My buddy owns one. I've seen how tight they shoot. He had to take it off his shotgun since he couldn't kill anything with it. Or at least that is what he blames all the misses on. haha


----------



## 8gaEvans (Dec 18, 2003)

Most of my hunting is pass shooting and birds that just 'look' at the decoys and pass by at 30-60yds. However I also will push the limit on high flyers more often than not.
I consider myself a fairly good shot but not great by any means. I usually shoot in the low 20's in skeet shooting during league.
8gaEvans


----------



## Guest (Dec 25, 2003)

Evans, I have oone in my Winchester Super-X2 and love it.
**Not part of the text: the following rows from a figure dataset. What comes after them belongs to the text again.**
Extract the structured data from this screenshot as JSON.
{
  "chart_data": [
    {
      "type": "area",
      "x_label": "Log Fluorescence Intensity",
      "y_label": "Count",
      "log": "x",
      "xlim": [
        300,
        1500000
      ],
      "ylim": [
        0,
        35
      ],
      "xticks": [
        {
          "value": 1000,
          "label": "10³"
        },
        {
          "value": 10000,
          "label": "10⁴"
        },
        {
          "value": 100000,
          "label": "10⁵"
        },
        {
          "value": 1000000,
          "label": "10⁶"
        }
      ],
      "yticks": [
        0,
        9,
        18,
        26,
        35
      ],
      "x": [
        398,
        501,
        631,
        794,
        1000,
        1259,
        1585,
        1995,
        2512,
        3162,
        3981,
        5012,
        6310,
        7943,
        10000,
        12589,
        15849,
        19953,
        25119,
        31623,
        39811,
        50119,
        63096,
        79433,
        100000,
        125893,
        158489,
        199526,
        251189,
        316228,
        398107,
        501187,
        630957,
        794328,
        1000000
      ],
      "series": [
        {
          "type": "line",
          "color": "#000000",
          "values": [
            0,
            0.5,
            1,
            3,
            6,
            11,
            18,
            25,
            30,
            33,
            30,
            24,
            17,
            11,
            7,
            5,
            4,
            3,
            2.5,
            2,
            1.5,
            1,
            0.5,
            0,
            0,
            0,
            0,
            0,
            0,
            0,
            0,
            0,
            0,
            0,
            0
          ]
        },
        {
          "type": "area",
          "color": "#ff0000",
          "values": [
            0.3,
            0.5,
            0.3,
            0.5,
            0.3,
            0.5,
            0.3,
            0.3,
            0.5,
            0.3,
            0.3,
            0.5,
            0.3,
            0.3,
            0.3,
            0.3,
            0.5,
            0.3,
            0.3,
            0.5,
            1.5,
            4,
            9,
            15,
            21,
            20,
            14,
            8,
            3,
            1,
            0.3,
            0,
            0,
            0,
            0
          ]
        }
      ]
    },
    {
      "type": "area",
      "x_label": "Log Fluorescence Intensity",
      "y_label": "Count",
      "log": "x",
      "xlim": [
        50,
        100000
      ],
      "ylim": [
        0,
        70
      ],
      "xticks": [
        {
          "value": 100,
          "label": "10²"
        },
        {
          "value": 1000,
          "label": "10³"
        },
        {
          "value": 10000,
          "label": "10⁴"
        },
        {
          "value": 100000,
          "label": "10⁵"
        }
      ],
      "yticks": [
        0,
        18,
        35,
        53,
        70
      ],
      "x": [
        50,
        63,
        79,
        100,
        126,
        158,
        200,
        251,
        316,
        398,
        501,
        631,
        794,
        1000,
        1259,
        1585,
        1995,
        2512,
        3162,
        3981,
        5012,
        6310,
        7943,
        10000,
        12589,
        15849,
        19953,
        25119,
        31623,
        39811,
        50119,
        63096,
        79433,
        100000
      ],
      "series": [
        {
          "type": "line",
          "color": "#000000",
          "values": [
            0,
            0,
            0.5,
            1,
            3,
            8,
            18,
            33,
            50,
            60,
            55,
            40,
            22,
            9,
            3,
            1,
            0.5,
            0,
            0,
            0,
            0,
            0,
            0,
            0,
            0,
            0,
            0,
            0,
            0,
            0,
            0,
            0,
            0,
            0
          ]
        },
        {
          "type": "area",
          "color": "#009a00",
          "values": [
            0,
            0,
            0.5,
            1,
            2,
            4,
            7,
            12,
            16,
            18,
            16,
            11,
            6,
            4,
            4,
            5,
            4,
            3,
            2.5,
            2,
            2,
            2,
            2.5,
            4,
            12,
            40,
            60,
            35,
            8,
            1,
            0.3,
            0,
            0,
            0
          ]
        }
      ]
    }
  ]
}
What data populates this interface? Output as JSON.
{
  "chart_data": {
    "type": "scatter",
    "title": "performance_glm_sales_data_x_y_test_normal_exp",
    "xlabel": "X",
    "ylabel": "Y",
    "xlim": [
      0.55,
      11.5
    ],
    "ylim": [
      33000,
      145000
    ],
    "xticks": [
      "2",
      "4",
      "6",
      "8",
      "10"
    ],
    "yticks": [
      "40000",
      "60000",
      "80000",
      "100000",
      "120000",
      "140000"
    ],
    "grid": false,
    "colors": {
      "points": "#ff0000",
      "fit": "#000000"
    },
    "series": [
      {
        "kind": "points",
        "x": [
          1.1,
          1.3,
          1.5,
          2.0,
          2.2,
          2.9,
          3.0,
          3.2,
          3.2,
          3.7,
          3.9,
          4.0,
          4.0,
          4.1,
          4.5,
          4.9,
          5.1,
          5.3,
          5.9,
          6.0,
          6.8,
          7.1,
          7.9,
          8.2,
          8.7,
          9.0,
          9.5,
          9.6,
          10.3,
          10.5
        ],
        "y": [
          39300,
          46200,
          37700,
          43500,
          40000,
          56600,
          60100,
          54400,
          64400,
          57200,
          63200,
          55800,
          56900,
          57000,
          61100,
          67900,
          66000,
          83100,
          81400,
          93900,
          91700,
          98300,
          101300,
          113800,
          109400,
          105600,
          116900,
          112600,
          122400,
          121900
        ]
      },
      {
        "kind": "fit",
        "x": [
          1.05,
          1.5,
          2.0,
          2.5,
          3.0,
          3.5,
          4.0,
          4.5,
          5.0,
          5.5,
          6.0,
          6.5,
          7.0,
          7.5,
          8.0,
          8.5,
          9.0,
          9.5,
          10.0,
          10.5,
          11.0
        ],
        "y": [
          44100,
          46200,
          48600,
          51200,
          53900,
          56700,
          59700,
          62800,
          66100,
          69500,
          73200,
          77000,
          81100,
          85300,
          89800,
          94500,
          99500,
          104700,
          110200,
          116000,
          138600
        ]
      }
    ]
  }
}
I shot geese at 60 yards with it and ducks at 15 yards with it, just changed the size and shot of shells I was using. If you'd ask me, it's the best invesment I made this year, just be sure to get out and pattern test your gun, find your sweetspot for range.


----------



## Guest (Dec 25, 2003)

I should say, the geese I shot at 60-65 "paces" were already wounded and on the ground. Nice clean headshots with the high velocity Win. shells, in 4 shot.


----------